Text: Wolf Kampmann | Bilder: Daniela Yohannes, Richard Termine, ECM

In jeder seiner Einspielungen findet man alles, was dieses Trademark Keith Jarrett seit Anbeginn definiert und doch auch immer wieder zahlreiche Dinge, die man so nie von ihm erwartet hätte. Sein neuestes Soloalbum „Rio“ ist ein grandioser Beleg dafür.

Genau 40 Jahre ist es her, dass der Pianist mit „Facing You“ sein erstes Soloalbum für ECM gemacht hat. Jedes der kurzen Stücke war damals ein Gedicht, dessen transparente Poesie dem Hörer unschwer Zugang zu immer tieferen Sphären gewährte. Es klang, als würden die beiden Hände des Solodebütanten miteinander einen Tanz vollführen, bei dem nicht immer klar war, wer die Führung übernimmt. Jede einzelne Sekunde an diesem Album war überraschend, weil Jarrett sich die Freiheit des permanenten Richtungswechsels nahm. Die unverstellte, spontane Schönheit dieser Musik hat bis heute nichts von ihrer fesselnden Faszination verloren.
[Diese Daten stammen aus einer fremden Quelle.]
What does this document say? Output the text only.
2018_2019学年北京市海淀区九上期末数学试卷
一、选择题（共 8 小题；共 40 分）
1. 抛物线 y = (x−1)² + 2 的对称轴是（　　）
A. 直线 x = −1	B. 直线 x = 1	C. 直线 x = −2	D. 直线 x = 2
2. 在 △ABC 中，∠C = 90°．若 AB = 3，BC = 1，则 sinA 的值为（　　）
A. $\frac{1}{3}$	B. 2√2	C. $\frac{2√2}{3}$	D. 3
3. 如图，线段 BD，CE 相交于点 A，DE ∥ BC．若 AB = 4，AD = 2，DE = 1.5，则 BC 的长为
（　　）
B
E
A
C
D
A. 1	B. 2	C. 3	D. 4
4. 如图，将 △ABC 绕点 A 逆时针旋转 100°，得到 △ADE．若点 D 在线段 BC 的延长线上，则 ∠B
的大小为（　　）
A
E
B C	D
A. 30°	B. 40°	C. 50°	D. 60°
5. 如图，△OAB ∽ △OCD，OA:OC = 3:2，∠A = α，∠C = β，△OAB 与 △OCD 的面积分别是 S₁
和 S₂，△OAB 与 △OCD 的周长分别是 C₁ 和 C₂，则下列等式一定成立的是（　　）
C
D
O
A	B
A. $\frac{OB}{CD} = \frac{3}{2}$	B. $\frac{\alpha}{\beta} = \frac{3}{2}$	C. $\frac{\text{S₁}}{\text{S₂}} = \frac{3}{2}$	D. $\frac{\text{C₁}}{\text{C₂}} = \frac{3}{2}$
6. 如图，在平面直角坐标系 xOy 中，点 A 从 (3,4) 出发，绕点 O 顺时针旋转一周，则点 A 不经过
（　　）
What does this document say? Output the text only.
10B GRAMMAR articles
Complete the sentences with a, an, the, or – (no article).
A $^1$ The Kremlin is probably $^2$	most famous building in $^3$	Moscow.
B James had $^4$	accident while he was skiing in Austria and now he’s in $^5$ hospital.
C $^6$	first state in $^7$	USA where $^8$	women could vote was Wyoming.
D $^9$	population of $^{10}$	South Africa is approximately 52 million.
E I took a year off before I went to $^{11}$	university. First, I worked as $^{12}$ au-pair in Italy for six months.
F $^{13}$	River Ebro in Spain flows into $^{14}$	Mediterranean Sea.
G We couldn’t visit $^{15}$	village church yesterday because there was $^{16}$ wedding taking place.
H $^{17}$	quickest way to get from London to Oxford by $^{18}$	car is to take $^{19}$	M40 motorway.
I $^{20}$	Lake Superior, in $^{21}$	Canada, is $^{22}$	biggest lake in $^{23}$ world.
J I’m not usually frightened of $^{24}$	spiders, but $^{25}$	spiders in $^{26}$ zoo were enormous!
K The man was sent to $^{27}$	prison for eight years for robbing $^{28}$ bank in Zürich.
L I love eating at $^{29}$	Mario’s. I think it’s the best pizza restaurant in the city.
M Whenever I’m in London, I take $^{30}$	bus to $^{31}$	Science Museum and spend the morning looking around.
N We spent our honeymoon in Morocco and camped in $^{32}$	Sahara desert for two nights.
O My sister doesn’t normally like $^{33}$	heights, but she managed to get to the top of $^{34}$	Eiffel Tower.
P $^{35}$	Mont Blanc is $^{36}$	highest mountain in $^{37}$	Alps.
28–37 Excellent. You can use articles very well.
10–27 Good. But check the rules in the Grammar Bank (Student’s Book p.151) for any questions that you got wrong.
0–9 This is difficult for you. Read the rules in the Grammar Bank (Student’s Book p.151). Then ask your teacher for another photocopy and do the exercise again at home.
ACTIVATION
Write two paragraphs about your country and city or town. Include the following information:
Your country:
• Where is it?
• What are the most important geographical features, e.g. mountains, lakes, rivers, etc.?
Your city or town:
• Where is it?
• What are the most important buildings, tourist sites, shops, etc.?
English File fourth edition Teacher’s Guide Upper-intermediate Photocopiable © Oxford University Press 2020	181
Wenige Jahre nach „Facing You“ erschien dann das legendäre Konsens-Abum „The Köln Concert“, auf dem sich Jarretts Ruf als Ausnahmepianist, der auch jazzfremde Hörer ins Boot holen kann, über alle Genres hinweg begründete. Auf „Rio“ schließt er nun wieder an „Facing You“ an. Das war alles andere als eine bewusste Entscheidung. Eigentlich hatte er eine CD mit Musik von Bach auf der Agenda, sein Brasiliengastspiel sollte gar nicht aufgenommen werden. Aber in Rio offenbarte sich eine unversehens Magie, die Jarrett nicht nur mit seinem brasilianischen Publikum vor Ort teilen wollte. Die Musik auf „Rio“ ist rein improvisiert. Dennoch verbietet sich Jarrett jedes Schwelgen. Improvisation meint hier wirklich die genuine Erfindung von Melodien und Motiven. Jarrett verliert sich nicht im Rausch der Piano-Klänge, sondern ist ein Architekt, der selbst von der Kühnheit seiner Entwürfe verblüfft ist. In der Eröffnungssequenz der einfach durchnummerierten Stücke ist er so spröde wie schon lange nicht mehr. In Part I glaubt man, Glas regnen zu hören, in III überträgt sich Jarretts Herzschlag unmittelbar in die Tasten, V klingt wie ein altes Volkslied, Part VI ist ein mitreißender Friedensmarsch und immer so weiter. Jedes Stück schlägt eine neue Seite in einem farbenfroh kolorierten Bilderbuch auf, in dem sich Augenblick und Ewigkeit auf höchstem Niveau vereinen. Der Sound ist zweifellos fulminanter und konzertanter als auf „Facing You“, doch im Kopf des Pianisten scheinen sich ganz ähnliche Prozesse abzuspielen. Wieder erleben wir das Pas de Deux seiner Hände, wieder ist da jene jugendliche Verspieltheit, die wir schon vor vier Jahrzehnten gehört haben.

„Rio“ ist gewissermaßen Jarretts zweites Solo-Debüt, auf dem seine Fans ihren Star neu entdecken können, das aber auch Hörern, die seinem Spiel in der Vergangenheit kritisch gegenüberstanden, eine zweite Chance des Zugangs gewährt. Diese Doppel-CD gehört ohne Frage zu den allerbesten Aufnahmen, die es von dem Pianisten bisher gibt.